Wednesday, 26 November 2008
“This is Major Tom to ground control”
The headline read “Nasa jubilant at urine solution”. Piss is a problem in space (or more accurately in the confined space of the International Space Station (ISS)). Now in space you can drink your own urine or that of a Russian cosmonaut or two. Question: if you pay $30 million dollars to go up to the ISS does that entitle you to take your own bottled water? And of course Heide Stefanyshyn-Piper lost her tool bag during the first spacewalk. I bet if it had been a Pravda tool bag she would have held onto it for dear life. O.K. that’s extremely sexist and uncalled for – Heide is an extremely experienced astronaut having been on a number of missions and previously has made space walks during the assembly of the ISS.

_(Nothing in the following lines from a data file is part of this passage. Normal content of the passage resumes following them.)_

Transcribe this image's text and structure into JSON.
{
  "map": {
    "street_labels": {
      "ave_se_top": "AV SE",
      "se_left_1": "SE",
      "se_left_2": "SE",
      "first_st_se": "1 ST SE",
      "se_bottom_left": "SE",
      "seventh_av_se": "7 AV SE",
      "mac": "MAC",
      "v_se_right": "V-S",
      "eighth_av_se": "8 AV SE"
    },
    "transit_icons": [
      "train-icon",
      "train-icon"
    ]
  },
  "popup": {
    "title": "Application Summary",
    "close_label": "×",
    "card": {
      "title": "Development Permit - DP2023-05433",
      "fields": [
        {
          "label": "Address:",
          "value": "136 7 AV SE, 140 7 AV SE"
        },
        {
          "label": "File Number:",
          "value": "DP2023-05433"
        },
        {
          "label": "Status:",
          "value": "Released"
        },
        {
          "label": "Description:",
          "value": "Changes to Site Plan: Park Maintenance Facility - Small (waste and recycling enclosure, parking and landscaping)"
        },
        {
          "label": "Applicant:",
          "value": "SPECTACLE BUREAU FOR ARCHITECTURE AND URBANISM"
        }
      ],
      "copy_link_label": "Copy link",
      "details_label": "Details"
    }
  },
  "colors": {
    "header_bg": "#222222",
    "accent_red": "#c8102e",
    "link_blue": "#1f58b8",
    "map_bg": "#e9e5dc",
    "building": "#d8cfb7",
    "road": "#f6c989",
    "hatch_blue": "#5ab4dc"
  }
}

There’s a picture of Heide on the NASA web site. Now please don’t take this the wrong way but on seeing her photograph I immediately thought of Peter Stringfellow, the aging night club owner – it’s Peter’s hairstyle which looks a bit like Heide’s. Peter was in the news the other day as an expert witness giving evidence to Culture, Media and Sport Committee. The subject under enquiry was lap dance clubs. Mr Stringfellow knows a lot about them (and the women who perform the “dance”), and his performance before the Committee was extremely entertaining, although that didn’t include a demonstration of lap dancing, thank goodness.
Such stories are a joy during what appears to be a period of unremitting gloom. I don’t have to tell you things are not that rosy. And we’re being told things will get worse. Today, both MFI and Woolworth have gone into administration. Many will say that the current financial malaise finished what had been a long slow decline of these two companies. I don’t know about MFI, but I visited the Woollies in the High Street about three weeks ago. I didn’t go to shop – you can’t shop in a grave yard. It smelt of decay and despair, yet it was one of the few large outlets at the lower end of the High Street.
And there’s the (forced) merger of HBOS with Lloyds TSB. In the High Street they are next to each other. The merger is likely to lose one branch. If you haven’t noticed the Cheltenham and Gloucester branch went a while back and the Bradford and Bingley may not survive. Curry’s in the Mall is owned by DSGi. Its share price is 14 pence; at its height it was 220 pence, having been hit by price deflation on electronics and the Tesco effect. It might not survive.
So what’s left? Estate agents and mobile phone retailers and fast food outlet. An unremittingly gloomy shop scape. There is a WHS opening up in the Mall, but there is little sign of a retail renaissance attracting the anchor brands that developers must sign up to make any new retail scheme fly. In Walthamstow, the saviours appear to be local ethnic shops. In Hoe Street, two new East European grocery are opening – filling the space left by a driving school and catering suppliers. But they depend on the Eastern European community staying.
In this grim economic climate we all need some relief. Open spaces, greenery, a promise of regrowth and renewal. So why, oh why are we forced to live with the hoarding surrounding the Arcade site – left to decay and costing you and I a fortune to secure. Cannot the Council and St Modwen come up with some scheme which will allow the land to be landscaped, opened up to the Community? Wouldn’t that be seen as a real bonus in a time of retrenchment? Or is our Council so blind, deaf and ignorant?
At least Nasa cleans up its own mess. Unlike our Council which continuously pisses on its own back door.